Last year Finland stood alongside Belgium and Spain as the largest recipients of cash from the European Globalisation Adjustment Fund.
Altogether Finland has received 30 million euros out of the EU fund, which is aimed at to helping workers affected by closures of factories or the decline of economic sectors driven by changing trade patterns. It was set up 10 years ago, and distributes some 150 million euros a year.
An EU member state may apply for support from the fund whenever 500 or more employees are made redundant at one time at a single company or within a sector. The job losses must be linked to globalisation or a global economic crisis.
Companies receive financial assistance from the fund to support employees who have been made redundant, assisting them with retraining and entrepreneurship, for instance.
Finland a top beneficiary
Globalisation has inflicted significant blows to the Finnish job market. The first Finnish company to receive support from the EU globalisation fund was Perlos, a Nokia phone subcontractor, back in 2007 when the fund had just been established. Later it was joined by Nokia itself as well as STX Finland's Rauma shipyard and Broadcom Communications.
This year retail chains Anttila and Stockmann have also applied, as Finnish clothing stores lose customers, unable to keep up with giant foreign web retailers.
No contradiction, says Terho
Minister of European Affairs Sampo Terho tells Yle that this top ranking is not a matter of pride for Finland, but notes that the country still pays more into the EU than it gets from the union.
"It's good that Finland has learned to tap into these kinds of fund. This is of course the kind of support that no-one would wish to have to apply for," Terho notes.
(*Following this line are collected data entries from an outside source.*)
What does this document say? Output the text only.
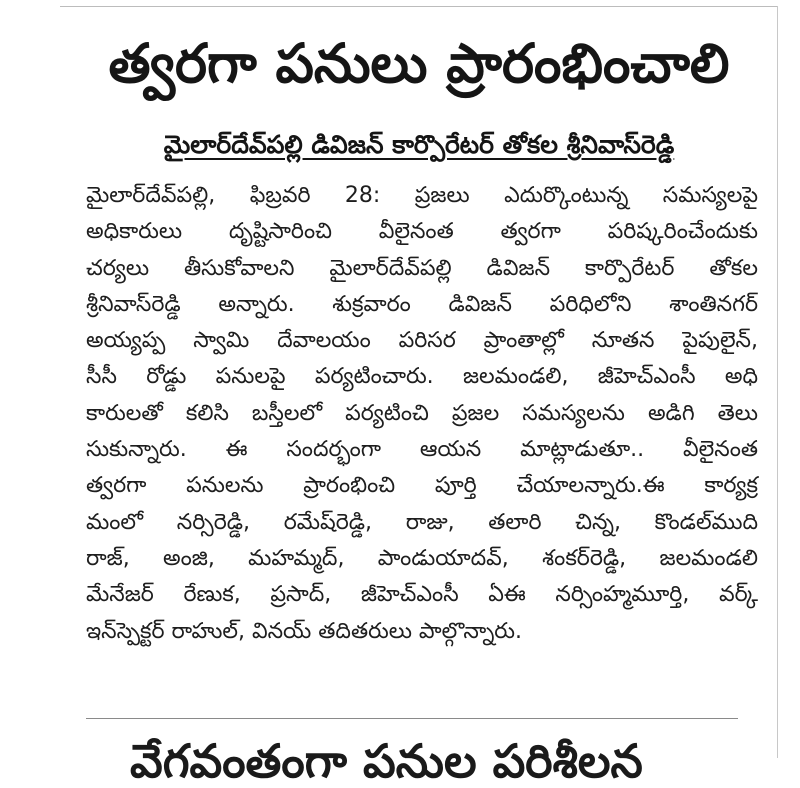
త్వరగా పనులు ప్రారంభించాలి
మైలార్‌దేవ్‌పల్లి డివిజన్ కార్పొరేటర్ తోకల శ్రీనివాస్‌రెడ్డి
మైలార్‌దేవ్‌పల్లి, ఫిబ్రవరి 28: ప్రజలు ఎదుర్కొంటున్న సమస్యలపై
అధికారులు దృష్టిసారించి వీలైనంత త్వరగా పరిష్కరించేందుకు
చర్యలు తీసుకోవాలని మైలార్‌దేవ్‌పల్లి డివిజన్ కార్పొరేటర్ తోకల
శ్రీనివాస్‌రెడ్డి అన్నారు. శుక్రవారం డివిజన్ పరిధిలోని శాంతినగర్
అయ్యప్ప స్వామి దేవాలయం పరిసర ప్రాంతాల్లో నూతన పైపులైన్,
సీసీ రోడ్డు పనులపై పర్యటించారు. జలమండలి, జీహెచ్ఎంసీ అధి
కారులతో కలిసి బస్తీలలో పర్యటించి ప్రజల సమస్యలను అడిగి తెలు
సుకున్నారు. ఈ సందర్భంగా ఆయన మాట్లాడుతూ.. వీలైనంత
త్వరగా పనులను ప్రారంభించి పూర్తి చేయాలన్నారు.ఈ కార్యక్ర
మంలో నర్సిరెడ్డి, రమేష్‌రెడ్డి, రాజు, తలారి చిన్న, కొండల్‌ముది
రాజ్, అంజి, మహమ్మద్, పాండుయాదవ్, శంకర్‌రెడ్డి, జలమండలి
మేనేజర్ రేణుక, ప్రసాద్, జీహెచ్ఎంసీ ఏఈ నర్సింహ్మమూర్తి, వర్క్
ఇన్‌స్పెక్టర్ రాహుల్, వినయ్ తదితరులు పాల్గొన్నారు.
వేగవంతంగా పనుల పరిశీలన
Terho, who represents the eurosceptic Blue Reform group, reiterates the government's stance that Finland does not want to expand common responsibility for the European economy. In other words, Finland takes advantage of the EU globalisation fund, but is not eager to increase help for others. Terho sees no contradiction in this.
"It is in Finland's national interest and the taxpayers' interest not to boost common responsibility. Of course we should apply for EU funds. After we have paid for them ourselves," Terho says.